Nor is Airnet a vertically integrated owner of the full connection. Its fixed-IP service explicitly relies on NTT East and NTT West access lines. The company operates the service edge, public routing and managed environments, while access carriers, data-centre operators and upstream networks control other assets. Customers experience one service across those boundaries.
The logical network evidence deserves confidence. Routes are active and globally visible. IPv6 is present. Origin authorizations are valid. Multiple upstreams and an exchange port reduce straightforward transit concentration. Airnet has shown that it can move traffic to another backbone line during planned work.

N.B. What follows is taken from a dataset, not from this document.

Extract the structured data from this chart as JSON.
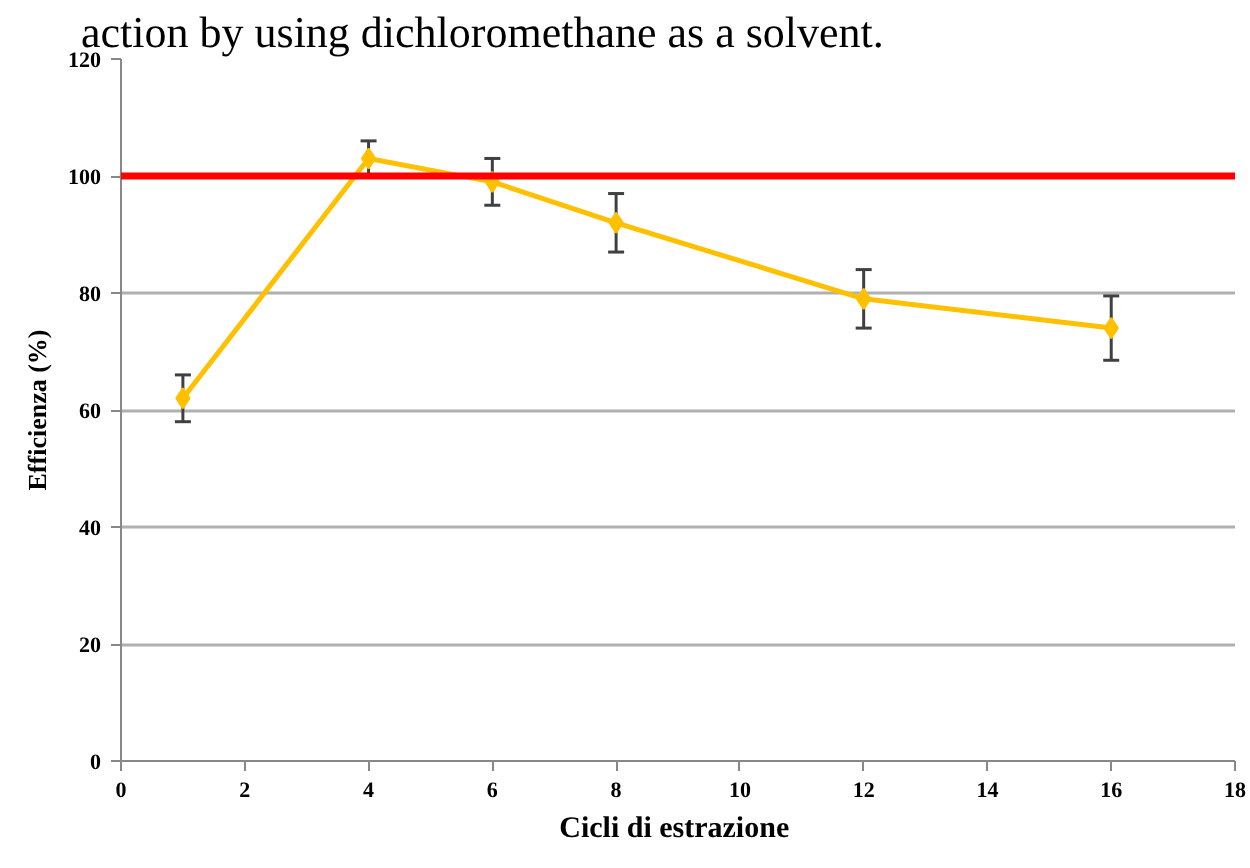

The physical and recovery evidence deserves conditions. Public information does not establish diverse carrier entrances, independent metro corridors, generator autonomy, full backup-path capacity, spare holdings or repair-time performance. A three-upstream diagram can still share one fibre route; a generator can still face a long outage; a 24/7 monitor can still wait for a field crew.
That boundary is the heart of the company-specific story. Airnet's value is not a single cable. It is the operating work that joins NTT access, AS7503, peering, transit, data-centre systems and customer support into a service that feels ordinary. The bill remains resilient only when the upstream alternatives are physically meaningful, the backup capacity is usable, and the right people can reach the failed component in time.